Picnic, the winning artwork awarded by national and international judges, is also a part of this 'cocktail'. In terms of composition-explained the author- it winks at an inaugural work of impressionism: The picnic by the famous French painter Edouard Manet.
"The presence of U.S. troops in the jungle landscape, referred to a speech on the hegemony of power," said Caguana, who has always liked working with the color fields between figuration and abstraction that the forest allows.
Juan Caguana, who assisted us in slippers and shorts in a workshop he shares with four friends and colleagues in the south of the city, believes the artist always poses a story behind every painting. "But the end is not something you impose, is interpreted by the public, " he says.
However, the young painter admitted that the series of four jungle paintings he has done so far, began with the bombing of Colombia to Angostura, where FARC guerrilla fighter Raúl Reyes died. "Since then, I became interested in the subject because we do not know the Ecuadorian jungle, and we have not given it the value it deserves".
According to the jury, it was not the angel nor the soul the painting has what made the artist win the first prize, it was the two-month full time work.
"I always look for something more, local painting is very cold today, calculated. I have not calculated what the artwork can give, I follow my intuition. I do not appeal to the brain, my painting appeals to the visceral," says the artist, who studied three years at the College of Fine Arts and has been attending for four years to ITAE. He began painting while he was a child, drawing TV series characters and cartoons, such as The Knights of the Zodiac and Robocop.

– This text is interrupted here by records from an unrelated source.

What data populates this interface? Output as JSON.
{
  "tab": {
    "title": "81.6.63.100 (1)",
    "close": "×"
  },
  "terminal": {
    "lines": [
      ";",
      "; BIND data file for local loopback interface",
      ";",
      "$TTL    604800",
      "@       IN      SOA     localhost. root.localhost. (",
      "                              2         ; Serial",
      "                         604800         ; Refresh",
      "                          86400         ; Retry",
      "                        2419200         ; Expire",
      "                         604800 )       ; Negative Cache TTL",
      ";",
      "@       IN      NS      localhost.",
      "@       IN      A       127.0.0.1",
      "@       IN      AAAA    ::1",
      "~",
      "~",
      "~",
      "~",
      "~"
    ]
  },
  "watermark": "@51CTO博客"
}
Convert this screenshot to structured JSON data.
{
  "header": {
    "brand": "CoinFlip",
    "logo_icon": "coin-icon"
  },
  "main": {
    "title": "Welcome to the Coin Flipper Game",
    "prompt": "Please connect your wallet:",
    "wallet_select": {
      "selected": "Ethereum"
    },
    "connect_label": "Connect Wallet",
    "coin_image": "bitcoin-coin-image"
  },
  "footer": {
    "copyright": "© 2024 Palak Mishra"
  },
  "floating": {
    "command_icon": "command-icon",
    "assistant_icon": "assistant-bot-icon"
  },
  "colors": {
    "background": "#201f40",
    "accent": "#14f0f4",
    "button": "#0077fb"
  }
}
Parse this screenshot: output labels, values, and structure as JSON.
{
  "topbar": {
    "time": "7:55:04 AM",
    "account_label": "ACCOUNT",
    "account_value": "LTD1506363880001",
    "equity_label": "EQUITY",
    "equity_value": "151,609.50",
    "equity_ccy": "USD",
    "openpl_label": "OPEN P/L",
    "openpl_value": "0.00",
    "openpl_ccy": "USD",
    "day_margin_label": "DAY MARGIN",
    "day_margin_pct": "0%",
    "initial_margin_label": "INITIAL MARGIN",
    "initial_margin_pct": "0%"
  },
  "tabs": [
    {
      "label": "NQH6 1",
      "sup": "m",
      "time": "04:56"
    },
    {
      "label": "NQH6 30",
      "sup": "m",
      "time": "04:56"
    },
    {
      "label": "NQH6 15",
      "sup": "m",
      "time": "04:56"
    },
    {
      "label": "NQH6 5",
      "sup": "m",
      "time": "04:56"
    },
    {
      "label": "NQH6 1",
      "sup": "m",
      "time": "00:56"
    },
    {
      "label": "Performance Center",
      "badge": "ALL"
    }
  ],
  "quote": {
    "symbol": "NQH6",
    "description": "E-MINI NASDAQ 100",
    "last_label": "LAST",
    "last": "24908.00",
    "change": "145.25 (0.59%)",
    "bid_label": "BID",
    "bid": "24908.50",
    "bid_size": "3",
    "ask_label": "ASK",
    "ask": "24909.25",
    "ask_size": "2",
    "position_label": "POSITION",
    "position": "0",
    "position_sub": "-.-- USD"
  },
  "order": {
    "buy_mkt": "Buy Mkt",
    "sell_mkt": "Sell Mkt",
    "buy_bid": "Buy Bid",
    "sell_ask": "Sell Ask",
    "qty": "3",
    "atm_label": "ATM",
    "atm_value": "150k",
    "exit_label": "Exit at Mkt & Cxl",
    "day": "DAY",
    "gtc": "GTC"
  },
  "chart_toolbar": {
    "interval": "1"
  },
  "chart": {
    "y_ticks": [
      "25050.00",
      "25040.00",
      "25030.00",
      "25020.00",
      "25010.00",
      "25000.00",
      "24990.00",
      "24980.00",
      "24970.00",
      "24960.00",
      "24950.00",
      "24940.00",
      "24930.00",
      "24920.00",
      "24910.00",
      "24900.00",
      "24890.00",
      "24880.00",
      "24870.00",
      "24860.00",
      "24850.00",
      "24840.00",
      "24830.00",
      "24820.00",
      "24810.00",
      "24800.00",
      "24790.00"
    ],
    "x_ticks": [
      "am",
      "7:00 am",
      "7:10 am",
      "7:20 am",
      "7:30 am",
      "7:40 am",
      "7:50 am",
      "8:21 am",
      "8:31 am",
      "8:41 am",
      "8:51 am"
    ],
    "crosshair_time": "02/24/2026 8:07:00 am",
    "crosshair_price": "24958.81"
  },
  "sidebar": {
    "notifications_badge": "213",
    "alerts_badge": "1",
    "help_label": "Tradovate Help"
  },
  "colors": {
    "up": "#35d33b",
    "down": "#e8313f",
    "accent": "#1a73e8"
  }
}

He won the $30.000 first prize at Manuel Rendón Seminario, from the Ministry of Culture, in January, with a painting of the same style of Picnic. In 2006, with an abstraction of police camouflage and a speech on the Fybeca assault, he won the second prize in Salon de Julio.
It was assumed that Picnic was the penultimate work of his satirical series about the jungle, but now he expects to work on four more. He knows he can get trapped if he continues on the same and "it is also too exhausting," said Alexander V. García Review "He has such thorough, angelic, and promiscuous relationship with the process of painting. A great strength. If I had been a judge, I would have given the first prize to Caguana".
Saidel Brito, professor of ITAE, Second Biennial Award.